Until Kalahari melon oil was put to the test in Liz Earle laboratories it was seen as a weed. Now a project run by women that directly benefits 5000 indigenous women is keeping it alive.

A double blind clinical trial carried out by James' team saw staff receive samples marked either A, B or C. No-one knew which one contained the new ingredient - not even Liz herself.

The haircare collection, including a range of shampoo, conditioners and that hair oil, is back on the shelves.

The award-winning botanical beauty brand, originally set up by Liz Earle and Kim Buckland, celebrates its 20th anniversary this year.

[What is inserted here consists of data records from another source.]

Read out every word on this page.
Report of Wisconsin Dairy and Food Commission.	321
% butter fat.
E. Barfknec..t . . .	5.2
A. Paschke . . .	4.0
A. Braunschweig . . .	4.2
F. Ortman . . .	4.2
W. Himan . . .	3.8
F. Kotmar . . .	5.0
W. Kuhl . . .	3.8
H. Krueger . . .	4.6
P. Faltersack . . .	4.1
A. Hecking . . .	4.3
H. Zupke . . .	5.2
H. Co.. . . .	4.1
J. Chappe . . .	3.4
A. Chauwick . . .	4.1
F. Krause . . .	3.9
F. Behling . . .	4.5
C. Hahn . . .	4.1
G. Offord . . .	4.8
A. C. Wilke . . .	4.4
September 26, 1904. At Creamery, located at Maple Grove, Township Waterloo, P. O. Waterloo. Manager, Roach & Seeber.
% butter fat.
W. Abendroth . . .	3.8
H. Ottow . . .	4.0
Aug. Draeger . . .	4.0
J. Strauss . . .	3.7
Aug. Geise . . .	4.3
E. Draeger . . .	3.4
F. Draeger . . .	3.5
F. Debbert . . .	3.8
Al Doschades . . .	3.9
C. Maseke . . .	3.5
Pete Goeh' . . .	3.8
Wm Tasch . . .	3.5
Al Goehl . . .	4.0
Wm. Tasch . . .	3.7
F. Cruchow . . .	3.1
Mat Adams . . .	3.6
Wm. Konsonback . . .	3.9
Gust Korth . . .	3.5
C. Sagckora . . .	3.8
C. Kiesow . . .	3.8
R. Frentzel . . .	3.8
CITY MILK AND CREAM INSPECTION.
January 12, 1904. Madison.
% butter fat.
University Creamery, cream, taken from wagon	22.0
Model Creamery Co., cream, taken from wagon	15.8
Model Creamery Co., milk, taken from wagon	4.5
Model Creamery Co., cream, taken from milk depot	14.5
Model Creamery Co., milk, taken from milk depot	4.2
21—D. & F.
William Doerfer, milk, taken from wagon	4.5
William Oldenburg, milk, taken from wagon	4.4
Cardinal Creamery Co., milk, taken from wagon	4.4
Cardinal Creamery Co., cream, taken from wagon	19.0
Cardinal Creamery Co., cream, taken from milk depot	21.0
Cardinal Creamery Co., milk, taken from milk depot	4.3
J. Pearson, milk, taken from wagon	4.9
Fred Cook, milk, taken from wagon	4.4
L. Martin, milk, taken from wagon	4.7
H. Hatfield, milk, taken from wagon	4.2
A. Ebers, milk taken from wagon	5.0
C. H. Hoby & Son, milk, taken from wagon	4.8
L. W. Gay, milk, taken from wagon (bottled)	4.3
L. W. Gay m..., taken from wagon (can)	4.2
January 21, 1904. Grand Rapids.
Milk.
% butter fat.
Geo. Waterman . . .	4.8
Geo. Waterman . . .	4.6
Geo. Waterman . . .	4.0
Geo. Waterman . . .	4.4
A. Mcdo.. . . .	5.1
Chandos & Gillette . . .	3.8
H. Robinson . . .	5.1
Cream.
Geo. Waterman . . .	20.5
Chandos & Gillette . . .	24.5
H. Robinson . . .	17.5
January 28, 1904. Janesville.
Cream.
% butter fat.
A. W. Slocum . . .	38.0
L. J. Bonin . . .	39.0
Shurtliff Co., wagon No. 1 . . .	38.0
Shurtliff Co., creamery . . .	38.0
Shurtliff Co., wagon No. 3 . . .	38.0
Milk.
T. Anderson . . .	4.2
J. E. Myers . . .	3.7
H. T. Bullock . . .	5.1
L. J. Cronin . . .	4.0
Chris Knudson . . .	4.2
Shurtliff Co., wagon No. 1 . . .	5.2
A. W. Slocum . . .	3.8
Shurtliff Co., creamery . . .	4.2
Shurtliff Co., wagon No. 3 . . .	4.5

It has come a long way from its tiny base above a shop on the Isle of Wight.

Products, including the hugely popular Cleanse & Polish Hot Cloth Cleanser, are sold around the world after the company was acquired by Avon in 2010. It now employs more than 600 people in the UK and is sold online, in John Lewis and Boots as well as on QVC UK.

"I am enormously proud of Liz Earle Beauty Co and its incredibly talented and inspiring team. We decided to hand over the reins to a much larger organisation with business experience around the globe, to grow the brand and secure its future around the world," says Liz.

"The group chose Avon as it has a strong on-going history of being 'the company for women'. I'm still very much connected to the company and continue to work as a consultant and ambassador."

The brand's aims have never changed: to source the highest performance, quality naturally active ingredients that are safe and have a unique efficacy on skin.

Some formulations are preservative-free, but where preservatives are used they are usually relatively low concentrations of the highest grade, broad-spectrum formulas. Genetically engineered ingredients are never used and products are not tested on animals.